Here we are again with another Truck Driver Song to help you put some miles behind you as you tap your toes. This week, it’s one of the hits from a 70s trucking icon.
Nearly everything about C.W. McCall is fabricated. We don’t mean to say that he’s not a real person who performs truck driving country songs. We mean that he was basically conceptualized by an ad agency looking to sell products based on the image of trucking in the 70s. Truck driving was huge in the 70s as the country fell in love with the pioneer lifestyle and outlaw image of truckers. It took over Hollywood and Nashville as the country went crazy for cowboys and CBs.
In 1973, while working as a creative director for Bozell & Jacobs, an Omaha, Nebraska advertising agency, William Fries created a Clio Award-winning (1974) television advertising campaign advertising Old Home Bread for the Metz Baking Company. The advertisements featured a truck driver named C. W. McCall, who was played by Dallas, Texas, actor Jim Finlayson. The waitress named Mavis Davis was played by Dallas actress Jean McBride Capps. The commercial’s success led to songs such as “Old Home Filler-Up an’ Keep on a-Truckin’ Café”, “Wolf Creek Pass” and “Black Bear Road”. Fries sang and wrote the lyrics and Chip Davis, later of Mannheim Steamroller, wrote the music. Later Fries would come to personally embody his creation to sing some of the big trucking country hits of the 70s.
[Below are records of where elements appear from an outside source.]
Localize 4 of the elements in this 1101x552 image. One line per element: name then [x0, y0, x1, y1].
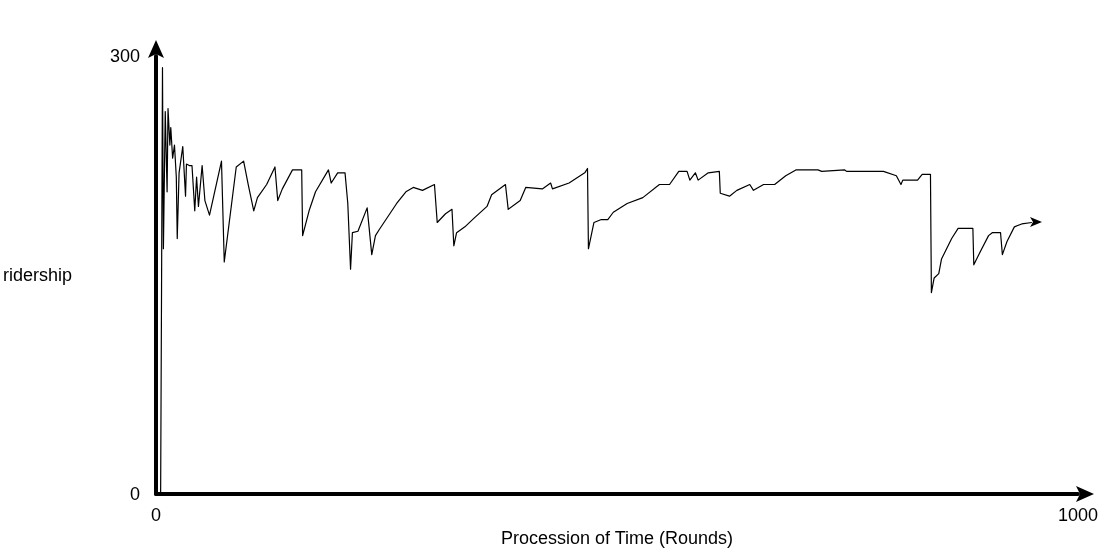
x-axis-title: Procession of Time (Rounds) — [500, 528, 734, 548]
y-tick-label: 300 — [109, 46, 141, 66]
x-tick-label: 1000 — [1057, 505, 1098, 526]
y-axis-title: ridership — [3, 265, 73, 286]
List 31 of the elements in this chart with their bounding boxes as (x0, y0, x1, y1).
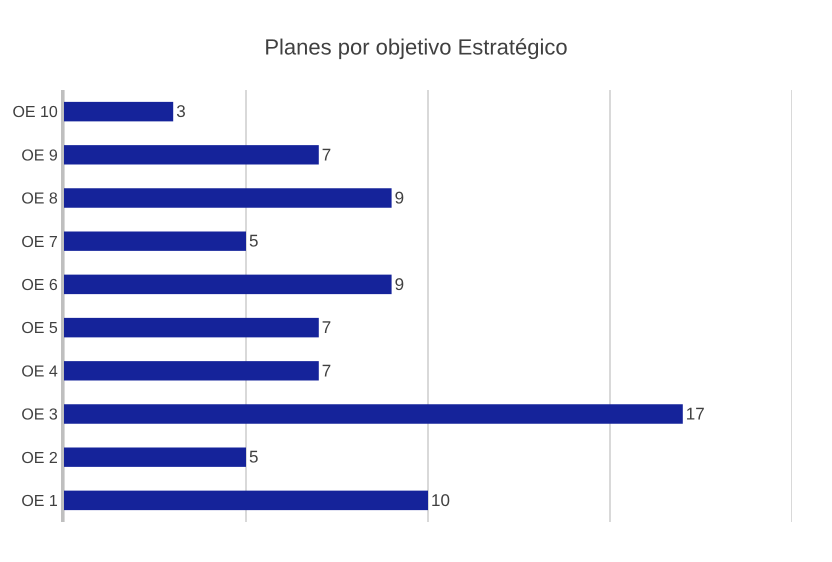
y-tick-label: OE 1 (21, 493, 58, 510)
data-label: 17 (686, 404, 705, 424)
data-label: 9 (394, 274, 404, 294)
y-tick-label: OE 8 (21, 190, 58, 208)
data-label: 7 (322, 145, 332, 164)
y-tick-label: OE 3 (21, 406, 58, 424)
data-label: 7 (322, 318, 332, 338)
data-label: 10 (431, 490, 450, 510)
bar (64, 361, 319, 381)
y-tick-label: OE 7 (21, 234, 58, 251)
data-label: 9 (394, 188, 404, 208)
y-tick-label: OE 5 (21, 320, 58, 338)
bar (64, 490, 428, 510)
bar (64, 188, 392, 208)
bar (64, 102, 174, 122)
y-tick-label: OE 9 (21, 147, 58, 164)
data-label: 5 (249, 232, 258, 251)
y-tick-label: OE 4 (21, 363, 58, 380)
data-label: 5 (249, 448, 258, 467)
y-tick-label: OE 10 (12, 104, 58, 122)
chart-title: Planes por objetivo Estratégico (264, 34, 568, 60)
bar (64, 447, 246, 467)
data-label: 7 (322, 361, 332, 380)
bar (64, 145, 319, 165)
bar (64, 318, 319, 338)
bar (64, 274, 392, 294)
bar (64, 404, 683, 424)
y-tick-label: OE 6 (21, 277, 58, 294)
bar (64, 231, 246, 251)
data-label: 3 (176, 102, 186, 122)
y-tick-label: OE 2 (21, 450, 58, 467)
McCall’s biggest hit, “Convoy” would later become the inspiration for a big budget Hollywood movie about some rogue truck drivers who bucked the system because they felt they were over-regulated (sound familiar?). So a movie, based on a song story, created by a fictional character, created by an ad agency wonk, started the whole ball rolling. What a long strange trip it’s been.